Soros 'dark money'
behind ads urging Republicans to impeach Trump
Millions of dollars targeting GOP lawmakers in swing
districts
WND Staff By WND Staff
Published November 22, 2019 at 7:54pm
A multi-million-dollar ad blitz that features military
veterans urging vulnerable Republicans in swing districts to support the
impeachment inquiry into President Trump is funded by a progressive "dark
money" group backed by billionaire left-wing activist George Soros.
The ads were scheduled to air this week on "Fox and
Friends," a favorite show of the president, in the Washington, D.C.,
market and in 13 Republican-held congressional districts, the
Daily Caller News Foundation reported.
The military veterans in the ads urge Republican
representatives to "put country over politics" by holding Trump
accountable for "abusing his office and risking national security for his
own gain."
"Dark money" refers to political spending by
non-profits that are not required to disclose their donors.
The Daily Caller said the ads disclose they're paid for
by the group Defend American Democracy. But D.C. business registration
documents reveal the group is one of the many projects of the Sixteen Thirty
Fund, a dark money nonprofit that received $4.5 million from Soros' Open
Society Policy Center between 2012 and 2017, according to Open Secrets.
The Sixteen Thirty Fund reported receiving $52 million
from a single anonymous donor in 2018. But as a 501(c)(4) nonprofit, the Daily
Caller noted, it is not required to disclose the identity of its donors.
Robert Maguire, a research director for the liberal
watchdog group Citizens for Responsibility and Ethics in Washington, told
Politico the Sixteen Thirty Fund is one of the few dark money funds that has
"gone into the $100 million-plus range."
The Sixteen Thirty Fund's best known project is
"Demand Justice," which spearheaded opposition to Supreme Court
Justice Brett Kavanaugh's confirmation in 2018.
'Drop prosecution of Soros group'
A non-profit funded by Soros and the State Department in
Ukraine, the Anti-Corruption Action Center, has become part of the
impeachment story.
Investigative
reporter John Solomon reported two witnesses who testified for the
Democrats in public impeachment hearings last week pressed Ukraine to drop its
investigation of the group.
George Kent, the chargé d'affaires of the U.S. Embassy in
Kiev, requested in a letter to the Ukrainian general prosecutor's office in
April 2016 that its prosecution of the Anti-Corruption Action Center be
dropped, Solomon said.
And a few months later, Ukraine's new general prosecutor,
Yuri Lutsenko, said the U.S. Ambassador to Ukraine Marie Yovanovitch asked him
not to prosecute the Anti-Corruption Action Center, among other groups.
Solomon
on Friday stood by his reporting despite denials by Democratic
witnesses, including Lt.

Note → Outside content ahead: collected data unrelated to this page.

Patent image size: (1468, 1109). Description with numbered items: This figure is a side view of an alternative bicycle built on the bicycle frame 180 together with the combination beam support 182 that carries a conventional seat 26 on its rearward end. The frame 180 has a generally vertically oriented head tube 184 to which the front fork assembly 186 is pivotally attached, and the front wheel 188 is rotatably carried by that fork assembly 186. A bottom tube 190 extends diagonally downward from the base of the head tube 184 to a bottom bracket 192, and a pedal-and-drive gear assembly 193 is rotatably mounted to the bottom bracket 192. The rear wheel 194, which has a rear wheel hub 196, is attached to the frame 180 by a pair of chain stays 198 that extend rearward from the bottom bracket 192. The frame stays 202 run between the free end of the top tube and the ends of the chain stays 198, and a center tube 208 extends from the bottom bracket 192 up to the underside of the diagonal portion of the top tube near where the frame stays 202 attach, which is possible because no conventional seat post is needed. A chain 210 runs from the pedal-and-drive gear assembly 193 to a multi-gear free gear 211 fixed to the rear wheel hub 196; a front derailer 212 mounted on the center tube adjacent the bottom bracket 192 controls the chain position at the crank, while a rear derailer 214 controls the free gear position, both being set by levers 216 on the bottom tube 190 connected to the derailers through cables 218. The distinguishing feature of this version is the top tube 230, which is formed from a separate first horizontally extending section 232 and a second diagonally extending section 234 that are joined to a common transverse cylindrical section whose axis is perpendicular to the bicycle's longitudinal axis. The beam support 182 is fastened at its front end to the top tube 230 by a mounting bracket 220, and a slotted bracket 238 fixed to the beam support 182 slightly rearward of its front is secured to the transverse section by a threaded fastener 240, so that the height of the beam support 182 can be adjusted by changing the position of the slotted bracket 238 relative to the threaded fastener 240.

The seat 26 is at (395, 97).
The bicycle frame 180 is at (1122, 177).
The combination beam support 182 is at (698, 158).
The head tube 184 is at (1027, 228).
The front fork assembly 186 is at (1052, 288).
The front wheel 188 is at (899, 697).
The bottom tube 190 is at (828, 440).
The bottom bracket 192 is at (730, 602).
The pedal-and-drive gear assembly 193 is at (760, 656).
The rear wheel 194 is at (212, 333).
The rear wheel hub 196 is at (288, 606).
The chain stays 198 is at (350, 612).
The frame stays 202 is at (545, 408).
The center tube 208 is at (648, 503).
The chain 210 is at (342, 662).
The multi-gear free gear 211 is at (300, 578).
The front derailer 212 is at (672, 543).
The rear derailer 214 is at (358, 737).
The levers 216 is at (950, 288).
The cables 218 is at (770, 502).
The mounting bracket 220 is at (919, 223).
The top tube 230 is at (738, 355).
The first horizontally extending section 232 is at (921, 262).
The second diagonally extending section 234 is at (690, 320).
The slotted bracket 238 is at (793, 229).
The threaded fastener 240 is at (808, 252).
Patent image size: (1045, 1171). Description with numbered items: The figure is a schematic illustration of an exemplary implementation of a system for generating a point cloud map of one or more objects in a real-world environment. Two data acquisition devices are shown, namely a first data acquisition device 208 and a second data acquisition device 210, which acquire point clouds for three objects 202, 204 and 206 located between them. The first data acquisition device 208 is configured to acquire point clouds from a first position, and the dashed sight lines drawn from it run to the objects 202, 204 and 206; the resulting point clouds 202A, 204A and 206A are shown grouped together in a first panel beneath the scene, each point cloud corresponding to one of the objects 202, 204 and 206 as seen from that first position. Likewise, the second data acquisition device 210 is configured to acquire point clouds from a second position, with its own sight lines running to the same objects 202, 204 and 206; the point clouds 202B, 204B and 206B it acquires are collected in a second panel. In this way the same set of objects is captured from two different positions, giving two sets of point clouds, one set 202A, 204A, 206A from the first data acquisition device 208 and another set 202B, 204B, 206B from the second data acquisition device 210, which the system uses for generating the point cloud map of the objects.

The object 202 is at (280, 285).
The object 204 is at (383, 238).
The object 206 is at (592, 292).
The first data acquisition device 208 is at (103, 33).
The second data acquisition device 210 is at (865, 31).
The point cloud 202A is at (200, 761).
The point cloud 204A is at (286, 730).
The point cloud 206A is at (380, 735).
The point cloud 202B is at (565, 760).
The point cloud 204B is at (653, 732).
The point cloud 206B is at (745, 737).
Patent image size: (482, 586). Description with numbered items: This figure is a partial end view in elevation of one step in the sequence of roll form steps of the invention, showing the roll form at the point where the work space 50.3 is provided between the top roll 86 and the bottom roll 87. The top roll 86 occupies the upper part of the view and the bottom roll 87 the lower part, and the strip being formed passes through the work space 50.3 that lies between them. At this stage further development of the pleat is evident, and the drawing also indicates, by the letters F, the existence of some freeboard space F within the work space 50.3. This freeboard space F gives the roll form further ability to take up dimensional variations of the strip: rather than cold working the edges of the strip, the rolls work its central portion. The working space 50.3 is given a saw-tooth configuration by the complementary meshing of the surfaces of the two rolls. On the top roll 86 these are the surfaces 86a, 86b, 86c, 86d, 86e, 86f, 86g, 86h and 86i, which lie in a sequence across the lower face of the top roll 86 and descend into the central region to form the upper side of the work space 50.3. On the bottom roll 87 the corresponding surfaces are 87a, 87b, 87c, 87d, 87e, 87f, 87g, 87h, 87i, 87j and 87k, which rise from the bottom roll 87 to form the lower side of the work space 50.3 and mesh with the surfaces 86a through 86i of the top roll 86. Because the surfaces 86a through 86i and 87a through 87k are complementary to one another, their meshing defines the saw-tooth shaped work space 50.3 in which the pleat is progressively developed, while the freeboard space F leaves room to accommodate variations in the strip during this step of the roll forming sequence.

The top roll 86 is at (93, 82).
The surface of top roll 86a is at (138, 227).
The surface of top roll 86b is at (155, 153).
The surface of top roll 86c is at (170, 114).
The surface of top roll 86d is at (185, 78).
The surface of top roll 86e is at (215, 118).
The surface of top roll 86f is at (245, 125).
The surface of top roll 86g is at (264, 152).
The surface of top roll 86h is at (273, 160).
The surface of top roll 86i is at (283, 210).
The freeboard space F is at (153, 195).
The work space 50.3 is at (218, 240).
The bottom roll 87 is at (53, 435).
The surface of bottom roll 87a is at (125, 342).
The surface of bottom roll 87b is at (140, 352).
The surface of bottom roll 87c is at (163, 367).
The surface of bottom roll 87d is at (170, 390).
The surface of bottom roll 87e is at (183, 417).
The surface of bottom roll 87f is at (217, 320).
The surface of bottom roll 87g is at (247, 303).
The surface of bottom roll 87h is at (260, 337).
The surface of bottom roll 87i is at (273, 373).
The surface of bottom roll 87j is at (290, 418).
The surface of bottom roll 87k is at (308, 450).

Col. Alexander Vindman, a National Security Council
official.
Solomon wrote that Ukrainian officials told him the U.S.
diplomats' implied message to Ukrainian prosecutors "was clear: Don't
target [the Anti-Corruption Action Center] in the middle of an America
presidential election in which Soros was backing Hillary Clinton to succeed
another Soros favorite, Barack Obama."
"We ran right into a buzzsaw and we got
bloodied," a senior Ukrainian official told Solomon.
The Ukrainian officials saw it as an unusual
intervention.
"We're not normally in the business of telling a
country's police force who they can and can't pursue, unless it involves an
American citizen we think is wrongly accused," one official said.
Solomon reported that, ultimately, no action was taken
against the Soros group and it remains thriving today.